Night came with cruelty and beauty to Raiaera. The setting sun turned the crimson canopies of the Red Forest to fire, and when it set, it was as if the infernos of hell had gone to sleep as well. Skie'd been given a bird's eye view, as well. She struck at Kross' shoulders and neck with her elbows and tried in futility to kick him. She'd screamed against the obsidian gag he'd bound her mouth with, and in the end she might as well have been nothing more than a fly to bat at him. Her tears fell on deaf ears, her efforts all for nothing. She thought often about Godhand, Kahlina and Lillian. The Obsidian Tower was a fortress, but for more than one villain and hero it had made a formidable tomb as well.

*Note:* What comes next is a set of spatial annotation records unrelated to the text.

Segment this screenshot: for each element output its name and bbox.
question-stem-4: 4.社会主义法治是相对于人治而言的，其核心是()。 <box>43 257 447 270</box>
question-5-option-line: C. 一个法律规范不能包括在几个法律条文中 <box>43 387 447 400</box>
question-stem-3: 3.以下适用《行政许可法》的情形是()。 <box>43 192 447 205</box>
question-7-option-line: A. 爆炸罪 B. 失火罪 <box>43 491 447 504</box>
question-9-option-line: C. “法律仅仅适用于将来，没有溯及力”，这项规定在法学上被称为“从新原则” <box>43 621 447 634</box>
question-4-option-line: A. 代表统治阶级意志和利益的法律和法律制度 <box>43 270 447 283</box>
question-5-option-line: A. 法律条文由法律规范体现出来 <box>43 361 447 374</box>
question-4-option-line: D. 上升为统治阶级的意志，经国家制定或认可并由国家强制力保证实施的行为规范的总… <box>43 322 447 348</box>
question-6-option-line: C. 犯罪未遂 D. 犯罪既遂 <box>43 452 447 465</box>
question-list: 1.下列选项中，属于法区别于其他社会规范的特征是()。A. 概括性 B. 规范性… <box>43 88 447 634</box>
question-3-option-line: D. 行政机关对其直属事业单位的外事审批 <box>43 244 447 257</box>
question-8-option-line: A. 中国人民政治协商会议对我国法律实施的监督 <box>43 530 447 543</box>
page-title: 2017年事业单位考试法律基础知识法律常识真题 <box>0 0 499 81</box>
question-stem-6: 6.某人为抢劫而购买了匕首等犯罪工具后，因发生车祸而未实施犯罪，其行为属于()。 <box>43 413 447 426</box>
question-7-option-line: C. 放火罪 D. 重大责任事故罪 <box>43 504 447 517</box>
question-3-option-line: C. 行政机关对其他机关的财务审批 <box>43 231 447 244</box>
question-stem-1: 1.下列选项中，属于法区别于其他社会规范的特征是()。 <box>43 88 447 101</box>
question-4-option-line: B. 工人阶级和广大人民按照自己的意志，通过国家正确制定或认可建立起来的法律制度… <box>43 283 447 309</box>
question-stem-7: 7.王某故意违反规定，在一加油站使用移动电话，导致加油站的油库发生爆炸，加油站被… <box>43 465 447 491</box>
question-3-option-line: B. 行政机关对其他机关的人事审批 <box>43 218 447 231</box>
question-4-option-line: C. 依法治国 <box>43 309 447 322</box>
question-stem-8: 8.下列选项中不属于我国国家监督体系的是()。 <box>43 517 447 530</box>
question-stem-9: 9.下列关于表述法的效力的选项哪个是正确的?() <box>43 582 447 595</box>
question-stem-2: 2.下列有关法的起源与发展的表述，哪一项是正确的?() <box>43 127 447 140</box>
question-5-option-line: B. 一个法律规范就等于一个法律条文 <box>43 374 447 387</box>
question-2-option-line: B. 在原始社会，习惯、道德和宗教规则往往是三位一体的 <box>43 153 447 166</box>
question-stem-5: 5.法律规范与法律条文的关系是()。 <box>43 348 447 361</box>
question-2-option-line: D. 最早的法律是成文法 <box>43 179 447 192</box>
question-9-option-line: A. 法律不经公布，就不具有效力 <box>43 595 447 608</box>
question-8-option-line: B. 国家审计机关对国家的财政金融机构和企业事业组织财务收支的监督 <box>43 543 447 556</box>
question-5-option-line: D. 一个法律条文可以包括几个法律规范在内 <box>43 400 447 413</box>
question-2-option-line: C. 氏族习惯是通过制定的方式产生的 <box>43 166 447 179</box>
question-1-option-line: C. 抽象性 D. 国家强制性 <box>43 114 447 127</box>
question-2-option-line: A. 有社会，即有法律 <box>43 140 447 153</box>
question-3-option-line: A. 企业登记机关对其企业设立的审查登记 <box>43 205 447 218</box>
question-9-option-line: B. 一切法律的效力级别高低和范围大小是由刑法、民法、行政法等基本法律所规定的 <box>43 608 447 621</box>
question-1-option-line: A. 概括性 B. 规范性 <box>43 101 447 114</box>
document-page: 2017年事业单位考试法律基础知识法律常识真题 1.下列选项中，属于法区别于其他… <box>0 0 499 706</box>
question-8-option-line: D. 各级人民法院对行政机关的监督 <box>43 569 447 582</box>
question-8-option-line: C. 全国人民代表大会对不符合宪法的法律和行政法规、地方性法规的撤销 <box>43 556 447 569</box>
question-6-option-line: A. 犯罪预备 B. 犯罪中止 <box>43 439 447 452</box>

She was tired, angry enough to think about striking at Kross' wings. That would have been silly, though. If she did manage to damage them, she would fall to the ground as surely as he would, and her ability to fly had been stripped of her as surely as her pheremones had. Now she regretted so much, but none so much as not having stayed in Concordia. This cursed land of Raiaera had given her so many unfortunate encounters, and had she never come under the possession of Griffin, she'd never have betrayed her brother, or done the unthinkable to earn her title and abilities as Moontae stripped away.

Now she turned to the neckband as comfort, the only metal she knew to be of any use aside from the sword at her side. Griffin, I'm in trouble! she sent, hoping and praying the warrior could come to her aide. He'd never been bothered in battle before, and surely someone as strong as he could swat Kross aside as if he were a mere insect? But the minutes passed, Kross shifted her on his shoulder, and she never heard so much as a whisper from her slave master. Had he fallen in battle? If he had, she was both free and doomed.

Kross shifted again, and though it was dark, Skie felt a tug at the pit of her stomach. They were falling, though not as if shot out of the sky. Instead, she craned her neck around, gasping against the gag. Firelight and movement was coming closer, banners and tents coming into view and growing larger as they approached from the sky. For a moment she wondered if Kross would land into an enemy camp. He was arrogant enough to do it, and she knew Raiaera had strength fighting for her.

Her hopes, however, were dashed in the blink of an eye. The wind picked up and a banner cracked and flared in the breeze, unfurling to show her the sigil that she'd been staring upside-down at on Kross' back the entire trip. He was taking her to the necromancer's camp. The hungry look of zombies made her cry out against the obsidian against her mouth, curl tighter against her captor. She'd always assumed that when she died, she'd go out with a fighting chance.

Instead, she was being offered as a sacrifice to the gods who brought Daedeloth to the Elven homeland.